カトリックの典礼では、イエス様のみ心を捧げられた月を迎えることになりました。イエス様の「み心」に表される神の愛を思い起こし、イエス様の無限の愛のしるしである「み心」について考えましょう。愛の心はイエス様の生き方全体ですが、特に十字架上の死、槍で刺し貫かれた脇腹(心臓=み心)を仰ぎ見て神の愛を思い起こすことです。それだけではなく6月の間にとても綺麗な祝日を迎えます。生き生きとした神様の姿を語ってくれるお祝いです。それは、6月7日、三位一体の祝日です。神様の姿を語る祝日であり私たちと神様との新たな親しみ、つながりを築く祝日です。ではマタイによる福音書を通して私たちを大きな愛で包んでくださる神様を観想してみましょう。聖トマスアキナスが言うように、神様は沈黙の中で拝むべきです。このように神様のことについて考え、探し求めるのは当然です、しかし神様に対する私たちの知識はあくまでも神秘の世界を超えるものではなく、それを最後まで貫くことができません。いろんな学者が神様について考えめぐらしましたが神様は私たちに小さな光を与えながら、同時に神様のことが何であるかはまだまだ理解することが出来ないことも見せてくださいました。カトリック典礼でも上記のような思いで神様の神秘を完全に理解できなくとも、観想して体験することを勧めてられています。

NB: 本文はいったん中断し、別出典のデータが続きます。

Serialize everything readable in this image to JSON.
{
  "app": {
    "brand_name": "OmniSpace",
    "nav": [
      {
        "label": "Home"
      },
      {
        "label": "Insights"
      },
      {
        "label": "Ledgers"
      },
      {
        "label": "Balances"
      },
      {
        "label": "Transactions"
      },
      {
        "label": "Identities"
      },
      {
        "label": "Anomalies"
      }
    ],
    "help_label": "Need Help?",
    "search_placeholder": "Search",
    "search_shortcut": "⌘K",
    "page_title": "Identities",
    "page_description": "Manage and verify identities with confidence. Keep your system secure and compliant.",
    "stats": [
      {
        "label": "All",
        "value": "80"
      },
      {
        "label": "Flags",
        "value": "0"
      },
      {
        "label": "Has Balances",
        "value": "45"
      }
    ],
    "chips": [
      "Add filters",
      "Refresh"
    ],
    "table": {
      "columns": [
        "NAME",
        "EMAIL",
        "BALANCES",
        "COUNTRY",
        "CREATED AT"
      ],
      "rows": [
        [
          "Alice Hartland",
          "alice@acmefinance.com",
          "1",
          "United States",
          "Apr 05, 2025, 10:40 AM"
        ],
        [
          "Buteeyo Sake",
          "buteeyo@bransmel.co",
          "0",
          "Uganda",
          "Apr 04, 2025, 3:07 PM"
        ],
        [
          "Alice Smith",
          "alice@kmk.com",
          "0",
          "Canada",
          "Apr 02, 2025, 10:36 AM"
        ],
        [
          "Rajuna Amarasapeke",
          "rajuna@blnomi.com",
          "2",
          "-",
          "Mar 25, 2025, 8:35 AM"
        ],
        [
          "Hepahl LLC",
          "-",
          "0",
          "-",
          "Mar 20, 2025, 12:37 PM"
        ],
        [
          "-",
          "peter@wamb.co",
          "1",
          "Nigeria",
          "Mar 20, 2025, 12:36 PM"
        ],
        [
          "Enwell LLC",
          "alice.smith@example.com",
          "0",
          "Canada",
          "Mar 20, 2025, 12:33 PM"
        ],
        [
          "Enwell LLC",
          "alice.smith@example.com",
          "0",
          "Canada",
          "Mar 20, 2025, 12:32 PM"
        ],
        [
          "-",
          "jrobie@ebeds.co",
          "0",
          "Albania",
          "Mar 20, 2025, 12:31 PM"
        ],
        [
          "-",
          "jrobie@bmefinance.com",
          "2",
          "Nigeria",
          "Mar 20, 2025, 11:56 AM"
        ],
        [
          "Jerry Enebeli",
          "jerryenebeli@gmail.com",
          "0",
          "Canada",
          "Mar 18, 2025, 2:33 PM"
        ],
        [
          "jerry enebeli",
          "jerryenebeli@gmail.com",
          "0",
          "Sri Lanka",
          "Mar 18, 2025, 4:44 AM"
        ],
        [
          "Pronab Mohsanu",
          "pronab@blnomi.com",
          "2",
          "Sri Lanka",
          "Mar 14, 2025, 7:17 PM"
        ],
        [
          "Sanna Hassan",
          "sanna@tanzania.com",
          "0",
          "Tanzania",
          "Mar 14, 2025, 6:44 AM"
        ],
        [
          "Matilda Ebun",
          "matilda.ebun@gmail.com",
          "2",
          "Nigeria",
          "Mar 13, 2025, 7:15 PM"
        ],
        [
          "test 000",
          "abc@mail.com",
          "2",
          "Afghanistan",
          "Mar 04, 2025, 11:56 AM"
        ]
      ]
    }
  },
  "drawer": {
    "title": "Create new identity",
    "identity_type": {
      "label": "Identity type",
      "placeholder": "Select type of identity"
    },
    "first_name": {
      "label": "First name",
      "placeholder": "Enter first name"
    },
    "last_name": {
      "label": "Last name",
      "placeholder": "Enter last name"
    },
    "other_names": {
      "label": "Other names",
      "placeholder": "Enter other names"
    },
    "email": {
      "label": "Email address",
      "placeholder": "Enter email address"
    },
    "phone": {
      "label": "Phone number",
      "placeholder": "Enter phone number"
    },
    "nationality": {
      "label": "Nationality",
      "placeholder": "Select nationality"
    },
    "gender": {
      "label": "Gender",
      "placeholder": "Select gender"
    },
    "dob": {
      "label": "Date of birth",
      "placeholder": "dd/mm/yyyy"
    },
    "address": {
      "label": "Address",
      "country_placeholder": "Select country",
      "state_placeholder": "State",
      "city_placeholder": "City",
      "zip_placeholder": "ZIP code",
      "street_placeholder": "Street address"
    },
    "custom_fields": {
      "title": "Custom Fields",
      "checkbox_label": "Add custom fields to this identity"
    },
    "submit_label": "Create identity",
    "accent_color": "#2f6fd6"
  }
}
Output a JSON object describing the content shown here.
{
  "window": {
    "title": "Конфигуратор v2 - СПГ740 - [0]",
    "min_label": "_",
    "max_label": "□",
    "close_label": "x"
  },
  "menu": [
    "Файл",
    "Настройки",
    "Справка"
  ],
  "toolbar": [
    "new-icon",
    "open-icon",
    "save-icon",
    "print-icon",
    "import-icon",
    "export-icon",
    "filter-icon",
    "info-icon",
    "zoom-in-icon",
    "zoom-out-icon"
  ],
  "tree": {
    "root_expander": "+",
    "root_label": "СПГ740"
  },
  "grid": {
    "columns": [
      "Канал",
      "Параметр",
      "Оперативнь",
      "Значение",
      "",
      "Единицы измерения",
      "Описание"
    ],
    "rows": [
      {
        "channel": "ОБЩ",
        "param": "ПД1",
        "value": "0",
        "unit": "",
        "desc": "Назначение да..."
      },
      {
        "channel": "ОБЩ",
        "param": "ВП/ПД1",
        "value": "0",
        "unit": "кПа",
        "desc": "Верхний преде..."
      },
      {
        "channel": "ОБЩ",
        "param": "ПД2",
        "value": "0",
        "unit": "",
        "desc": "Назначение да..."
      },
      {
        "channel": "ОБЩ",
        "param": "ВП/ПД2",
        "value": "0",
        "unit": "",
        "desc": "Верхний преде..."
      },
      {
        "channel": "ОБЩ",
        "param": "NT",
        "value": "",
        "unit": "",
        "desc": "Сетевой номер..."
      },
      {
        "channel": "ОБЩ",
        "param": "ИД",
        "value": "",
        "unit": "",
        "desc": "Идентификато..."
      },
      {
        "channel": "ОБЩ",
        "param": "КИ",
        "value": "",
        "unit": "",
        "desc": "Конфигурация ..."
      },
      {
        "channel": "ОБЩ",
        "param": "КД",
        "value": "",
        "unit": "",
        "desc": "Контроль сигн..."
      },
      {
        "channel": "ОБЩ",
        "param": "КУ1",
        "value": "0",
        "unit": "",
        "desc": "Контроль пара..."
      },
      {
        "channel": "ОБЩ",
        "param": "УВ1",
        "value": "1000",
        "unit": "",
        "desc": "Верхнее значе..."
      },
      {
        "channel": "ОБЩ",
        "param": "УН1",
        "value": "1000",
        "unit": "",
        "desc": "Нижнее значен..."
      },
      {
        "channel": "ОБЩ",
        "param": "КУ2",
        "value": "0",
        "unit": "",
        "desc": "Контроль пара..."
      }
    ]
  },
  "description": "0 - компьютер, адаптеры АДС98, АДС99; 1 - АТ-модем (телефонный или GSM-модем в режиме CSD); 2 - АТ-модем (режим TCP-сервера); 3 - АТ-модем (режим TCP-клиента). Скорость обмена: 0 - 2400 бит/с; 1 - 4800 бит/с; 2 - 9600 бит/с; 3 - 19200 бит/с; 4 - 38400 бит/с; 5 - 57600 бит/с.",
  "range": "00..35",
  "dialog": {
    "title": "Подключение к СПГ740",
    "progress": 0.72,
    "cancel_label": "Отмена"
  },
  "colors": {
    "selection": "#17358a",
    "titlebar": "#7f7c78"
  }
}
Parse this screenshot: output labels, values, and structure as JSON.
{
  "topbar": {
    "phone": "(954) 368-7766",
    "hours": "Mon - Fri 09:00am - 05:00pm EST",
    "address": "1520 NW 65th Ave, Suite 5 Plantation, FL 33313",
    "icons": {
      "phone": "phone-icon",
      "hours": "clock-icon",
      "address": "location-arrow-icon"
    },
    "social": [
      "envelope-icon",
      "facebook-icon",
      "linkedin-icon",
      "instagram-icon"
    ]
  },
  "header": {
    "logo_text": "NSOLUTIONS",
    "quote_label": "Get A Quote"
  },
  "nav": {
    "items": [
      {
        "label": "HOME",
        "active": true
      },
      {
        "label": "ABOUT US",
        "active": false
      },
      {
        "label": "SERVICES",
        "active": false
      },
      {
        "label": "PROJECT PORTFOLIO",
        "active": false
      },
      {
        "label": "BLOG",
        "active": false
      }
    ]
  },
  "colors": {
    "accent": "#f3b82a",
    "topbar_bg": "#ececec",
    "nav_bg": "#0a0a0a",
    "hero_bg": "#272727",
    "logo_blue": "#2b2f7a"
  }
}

「三位一体」という言う言葉は聖書によるものではありませんが、しかしその意味と内容はむしろ人間のためになさったことで全く聖書の思いの通りです。神の言葉である聖書は神様の姿について細かく話してくださり、神様がどのようにして人間と関わり、どのように人類の救いを成し遂げたかを語ってくださいます。その話に耳と心を傾ける信者は時代を通して神様の愛、人間と一緒に築いた救いを経験します。その愛に満ちた救いは神様を信じる者が御父、イエス様、聖霊の働きによって身近に神様の存在を発見します。
マタイ5・1-12
イエス様はご自分の弟子たちにいくつかの使命を命じています。行くのは全世界です。いろんな所、行ける所は限りがありません。人がイエス様の弟子になるということは、神様の命を知らせること、言葉と行いを通して示されたイエス様の愛を人々に豊かに与え経験させる使命をもつことです。イエス様が皆と最後まで一緒にいると約束され、自分の熱心な弟子だけではなく、疑う人にも全人類全てに神様の素晴らしさを告げ知らせることを命じています。このようにイエス様に派遣されたキリスト信者は、三位一体である神様に出会い、神様を知り、神様の世界を味わい、それを世界に告げ知らせます。信仰のない人にとって、三位一体は矛盾に満ちたことにすぎないかもしれませんが、キリスト信者にとっては満足できる、永遠に導かれる神様の愛です。それは頭で理解できることではなく、心で体験できる神様の素晴らしさです。